When you're in active mode, D5 will ground the bottom of the pullup resistor, and current will flow through it. A 3.3V drop across a 100K resistor will sink 33uA of current. A 10K resistor will sink 10 times as much - 330uA. In sleep mode, D5 will be floating, so that current will flow through the transistor when you push the button. The upper limit for the resistor is determined by the amount of current the transistor needs to sink to reset the device, which will depend on the base current provided by the pullup resistor, the transistor's gain, and the value of whatever pullup resistor is on the Reset line. Basically, you want the largest resistor that still works reliably.

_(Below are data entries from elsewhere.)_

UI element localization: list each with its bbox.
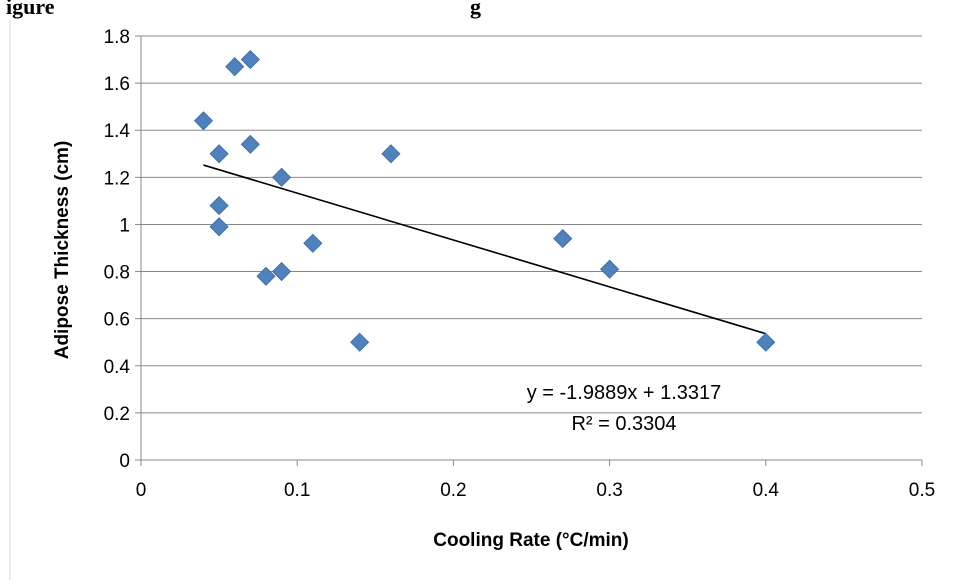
data-point bbox=[240, 134, 260, 154]
data-point bbox=[381, 144, 401, 164]
data-point bbox=[756, 332, 776, 352]
y-tick-label: 1.2 bbox=[104, 168, 130, 189]
y-tick-label: 1.6 bbox=[104, 74, 130, 95]
x-tick-label: 0.2 bbox=[440, 480, 466, 501]
data-point bbox=[303, 233, 323, 253]
trendline-group bbox=[203, 164, 767, 335]
y-tick-label: 1.4 bbox=[104, 121, 131, 142]
data-point bbox=[553, 229, 573, 249]
data-point bbox=[600, 259, 620, 279]
y-tick-label: 0.6 bbox=[104, 310, 130, 331]
data-point bbox=[272, 167, 292, 187]
data-point bbox=[225, 57, 245, 77]
data-point bbox=[193, 111, 214, 131]
y-tick-label: 0.2 bbox=[104, 404, 130, 425]
y-axis-title: Adipose Thickness (cm) bbox=[52, 141, 73, 360]
data-point bbox=[350, 332, 370, 352]
x-tick-label: 0.3 bbox=[596, 480, 622, 501]
x-tick-labels: 0 0.1 0.2 0.3 0.4 0.5 bbox=[136, 480, 936, 501]
top-caption-partial-left: igure bbox=[6, 0, 55, 19]
y-tick-label: 0 bbox=[119, 451, 130, 472]
y-tick-labels: 0 0.2 0.4 0.6 0.8 1 1.2 1.4 1.6 1.8 bbox=[104, 27, 131, 472]
x-tick-label: 0 bbox=[136, 480, 147, 501]
x-tick-label: 0.4 bbox=[753, 480, 780, 501]
data-points bbox=[193, 49, 776, 352]
data-point bbox=[256, 266, 276, 286]
x-tick-label: 0.5 bbox=[909, 480, 935, 501]
data-point bbox=[272, 261, 292, 282]
top-caption-partial-right: g bbox=[470, 0, 481, 19]
trendline-r-squared: R² = 0.3304 bbox=[571, 413, 676, 435]
y-tick-label: 0.8 bbox=[104, 263, 130, 284]
grid-lines bbox=[141, 35, 922, 414]
data-point bbox=[209, 196, 229, 216]
y-tick-label: 0.4 bbox=[104, 357, 131, 378]
y-tick-label: 1.8 bbox=[104, 27, 130, 48]
data-point bbox=[209, 217, 229, 237]
axes bbox=[135, 35, 923, 466]
x-tick-label: 0.1 bbox=[284, 480, 310, 501]
data-point bbox=[209, 144, 229, 164]
data-point bbox=[240, 49, 260, 70]
trendline-equation: y = -1.9889x + 1.3317 bbox=[527, 382, 722, 404]
y-tick-label: 1 bbox=[119, 215, 130, 236]
trendline bbox=[203, 164, 767, 335]
x-axis-title: Cooling Rate (°C/min) bbox=[433, 530, 628, 551]
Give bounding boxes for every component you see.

Thanks. I will go with a 100k resistor. I researched the software register and though the manual mentions it - in practice It does not seem to actually work. So going with the external pullup. Thanks so much for all your help everyone.

So I created the circuit and I am using a lot more power in deep sleep then I expected. Part of the problem is that I have a 64 pixel NeoPixel array attached that even when not showing anything draws 20mA but the rest of my circuits is still drawing 13mA for the esp8266, a voltage divider battery measurement connected to A0, the transistor and a low quiescent LDO(MCP1700-330E). I was hoping to be in the uA area when in sleep so it looks like I probably need to disconnect all the power completely and then have the button turn it back on. So I was wondering if there was a circuit that could completely cut the power until the button is pressed. Once the button is pressed the controller would activate something on a pin like D5 to have the button go back to its normal usage on D2 until it came time to go to sleep. Maybe there is a way to still do it with the transistor but it seems like I might need something else.
Thanks for any input.